Vem-me esta questão à consciência, à boleia da discussão que por estes dias nos sobressalta através das notícias, sobre os pretéritos erros nas políticas de imigração, e perspetivas de soluções que mitiguem a desordem causada e o sentimento de insegurança com as nossas fronteiras deixadas ao abandono por demasiado tempo. Como referia há algumas semanas Rui Ramos numa sua crónica, “não há nada que a extrema-esquerda mais receie do que ver os imigrantes integrarem-se nas sociedades ocidentais, como se integrou a velha “classe operária”. Deseja vê-los confinados em guetos, inseguros e desconfiados, e assim disponíveis para a guerra santa contra o capitalismo e a democracia liberal.”

É por isso que importa o poder político gerir com todo o cuidado este dossier, que vem afligindo as populações por essa Europa, amedrontadas com as radicais alterações às “paisagens sociológicas e culturais” à porta das suas casas. Talvez egoistamente não tenho uma visão alarmista do panorama com que nos deparamos pelas nossas bandas. Julgo que é ainda é possível por esta altura restaurar alguma normalidade, repor sinais de controlo sobre os fluxos de imigração, e principalmente com a implementação de políticas de integração dos estrangeiros sempre a chegarem, a que nos teremos de habituar ao longo das próximas décadas. Essa inevitabilidade, não tem tanto a ver com a tão propalada sustentabilidade da Segurança Social, mas com a crise demográfica de que já se vem sentindo os resultados e se irá agravar nas próximas décadas. Não é ciência oculta antever o que nos reserva o futuro do nosso país: “Em 2050, a população portuguesa irá contrair-se 7% face a 2022. Em 2050, a população portuguesa entre os 20 e 64 anos irá contrair-se 21% face a 2022. Em 2050, a dependência da população com mais de 65 anos da população entre os 20 e os 64 anos passará de 40% em 2022 para 70%.” Se hoje temos menos 44% de alunos inscritos no primeiro ciclo do que há 30 anos, como será daqui a 50 anos?
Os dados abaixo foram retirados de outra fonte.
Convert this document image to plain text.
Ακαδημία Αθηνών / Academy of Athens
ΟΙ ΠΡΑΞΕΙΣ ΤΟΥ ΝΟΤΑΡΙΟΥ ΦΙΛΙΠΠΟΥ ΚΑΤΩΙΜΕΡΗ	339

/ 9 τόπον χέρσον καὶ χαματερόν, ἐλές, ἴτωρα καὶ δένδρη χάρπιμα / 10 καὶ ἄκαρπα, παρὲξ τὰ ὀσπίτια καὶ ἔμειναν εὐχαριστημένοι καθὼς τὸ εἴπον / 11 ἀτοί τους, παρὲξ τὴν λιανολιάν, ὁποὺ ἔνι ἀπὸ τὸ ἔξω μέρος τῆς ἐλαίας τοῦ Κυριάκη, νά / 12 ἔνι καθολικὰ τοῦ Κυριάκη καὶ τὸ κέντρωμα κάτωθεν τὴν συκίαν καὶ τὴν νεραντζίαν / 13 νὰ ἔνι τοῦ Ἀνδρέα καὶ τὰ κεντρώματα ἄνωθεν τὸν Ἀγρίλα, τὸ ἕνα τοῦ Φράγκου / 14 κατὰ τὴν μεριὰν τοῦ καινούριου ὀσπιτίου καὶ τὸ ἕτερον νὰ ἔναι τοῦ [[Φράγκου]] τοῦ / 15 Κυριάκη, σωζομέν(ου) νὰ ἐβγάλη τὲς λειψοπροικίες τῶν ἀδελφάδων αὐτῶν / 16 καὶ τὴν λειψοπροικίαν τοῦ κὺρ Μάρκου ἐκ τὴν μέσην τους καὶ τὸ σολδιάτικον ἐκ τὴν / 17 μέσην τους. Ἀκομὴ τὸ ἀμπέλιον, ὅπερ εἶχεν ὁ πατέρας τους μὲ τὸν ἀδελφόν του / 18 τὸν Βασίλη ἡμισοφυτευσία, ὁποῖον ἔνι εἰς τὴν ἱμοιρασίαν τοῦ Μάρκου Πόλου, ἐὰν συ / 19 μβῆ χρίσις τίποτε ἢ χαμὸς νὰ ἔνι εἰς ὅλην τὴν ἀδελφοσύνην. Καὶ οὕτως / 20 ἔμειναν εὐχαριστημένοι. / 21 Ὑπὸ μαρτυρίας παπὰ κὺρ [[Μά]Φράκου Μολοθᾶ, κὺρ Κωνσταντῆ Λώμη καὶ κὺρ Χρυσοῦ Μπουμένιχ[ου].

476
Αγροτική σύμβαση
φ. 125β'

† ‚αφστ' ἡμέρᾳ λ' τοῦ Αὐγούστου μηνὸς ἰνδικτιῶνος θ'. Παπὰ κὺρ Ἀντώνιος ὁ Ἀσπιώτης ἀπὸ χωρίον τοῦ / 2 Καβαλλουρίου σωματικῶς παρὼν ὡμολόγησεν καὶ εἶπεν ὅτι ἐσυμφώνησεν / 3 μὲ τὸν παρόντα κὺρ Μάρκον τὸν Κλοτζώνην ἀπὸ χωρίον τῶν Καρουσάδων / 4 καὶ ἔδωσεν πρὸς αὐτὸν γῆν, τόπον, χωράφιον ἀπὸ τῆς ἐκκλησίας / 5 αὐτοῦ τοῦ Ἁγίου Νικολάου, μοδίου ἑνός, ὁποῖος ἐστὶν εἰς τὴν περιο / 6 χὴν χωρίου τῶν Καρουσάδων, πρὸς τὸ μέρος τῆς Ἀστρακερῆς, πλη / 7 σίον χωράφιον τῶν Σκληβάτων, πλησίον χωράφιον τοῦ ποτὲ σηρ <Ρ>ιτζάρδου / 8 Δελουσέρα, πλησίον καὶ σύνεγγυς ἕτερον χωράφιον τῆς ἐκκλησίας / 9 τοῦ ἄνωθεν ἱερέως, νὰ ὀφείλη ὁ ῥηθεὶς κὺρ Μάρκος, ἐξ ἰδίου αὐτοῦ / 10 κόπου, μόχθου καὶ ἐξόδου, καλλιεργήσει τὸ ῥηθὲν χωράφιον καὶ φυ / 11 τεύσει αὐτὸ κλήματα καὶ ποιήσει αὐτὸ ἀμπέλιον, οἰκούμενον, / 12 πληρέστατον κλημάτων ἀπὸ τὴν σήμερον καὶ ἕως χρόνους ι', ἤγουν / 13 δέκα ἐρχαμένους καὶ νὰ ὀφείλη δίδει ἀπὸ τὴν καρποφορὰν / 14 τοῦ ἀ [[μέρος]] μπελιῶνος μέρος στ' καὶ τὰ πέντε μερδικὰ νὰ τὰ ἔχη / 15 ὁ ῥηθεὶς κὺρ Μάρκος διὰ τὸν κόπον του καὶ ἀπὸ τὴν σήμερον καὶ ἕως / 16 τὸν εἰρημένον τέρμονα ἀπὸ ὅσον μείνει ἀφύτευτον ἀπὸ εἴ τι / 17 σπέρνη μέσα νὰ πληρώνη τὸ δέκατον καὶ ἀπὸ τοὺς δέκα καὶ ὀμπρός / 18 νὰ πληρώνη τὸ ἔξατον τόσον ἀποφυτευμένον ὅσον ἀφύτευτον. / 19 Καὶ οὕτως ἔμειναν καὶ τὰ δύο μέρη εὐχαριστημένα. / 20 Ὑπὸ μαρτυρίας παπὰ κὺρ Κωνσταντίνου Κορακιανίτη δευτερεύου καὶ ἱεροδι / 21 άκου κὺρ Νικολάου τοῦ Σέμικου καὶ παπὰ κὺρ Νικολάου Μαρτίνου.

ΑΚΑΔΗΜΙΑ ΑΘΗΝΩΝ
Espero estar muito enganado, mas em face à realidade da actual crise demográfica, que não se antevê resolúvel com subsidiarização de nascimentos, daqui a cinquenta anos teremos um Portugal sem portugueses. E um Portugal sem portugueses, além de me causar alguma amargura (problema meu, evidentemente), será por certo muito diferente daquilo que tivemos o privilégio de aqui conhecer e experimentar nas nossas vidas. Estarão dispostas as populações vindouras a manter o legado do nosso modo de vida que há tantos séculos se vem construindo e afirmando? O mundo à nossa volta mostra-nos à saciedade que o facto de se possuir legislação ou sistemas políticos sofisticados não garante um modo de vida equivalente, uma sociedade tolerante e próspera, de pessoas responsáveis e livres para circular na rua em qualquer sítio e a qualquer hora sem receios. A questão não se resolve com o sistema, é com a autorregulação, pela cultura imperante nas pessoas, estabilizada nas famílias e organizações que lhe concedem eficácia. Preocupações de um monárquico, sempre tendo em vista o longo prazo.
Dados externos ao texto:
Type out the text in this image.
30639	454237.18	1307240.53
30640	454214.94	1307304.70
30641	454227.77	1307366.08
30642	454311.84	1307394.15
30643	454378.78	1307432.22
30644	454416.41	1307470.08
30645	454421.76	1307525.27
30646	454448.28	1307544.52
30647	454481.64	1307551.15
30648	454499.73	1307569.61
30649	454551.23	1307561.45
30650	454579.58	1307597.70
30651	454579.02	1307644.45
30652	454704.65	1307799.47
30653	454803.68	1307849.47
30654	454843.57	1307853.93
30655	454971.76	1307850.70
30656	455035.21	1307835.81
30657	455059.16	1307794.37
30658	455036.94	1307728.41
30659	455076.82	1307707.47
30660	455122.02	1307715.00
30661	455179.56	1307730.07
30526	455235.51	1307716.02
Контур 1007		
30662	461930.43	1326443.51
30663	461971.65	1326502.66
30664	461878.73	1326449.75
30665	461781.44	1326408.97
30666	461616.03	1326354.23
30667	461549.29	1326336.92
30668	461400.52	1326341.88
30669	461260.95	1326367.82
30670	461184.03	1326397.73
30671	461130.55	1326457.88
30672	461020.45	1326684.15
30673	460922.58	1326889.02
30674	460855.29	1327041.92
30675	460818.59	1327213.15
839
Espero estar enganado, como o estiveram tantos quantos antes de nós, previram erroneamente o futuro com base em fenómenos circunstânciais, tecnologias datadas, receios ou expectativas ditadas por modas ou acontecimentos passageiros. Mas olhando pela perspetiva optimista, é com agrado que por estes dias descubro que já são bastantes as paróquias que são dirigidas por sacerdotes católicos oriundos das mais exóticas paragens para onde os portugueses emigraram deixando as suas sementes cristãs e também a língua de Camões - com que nos vamos entendendo.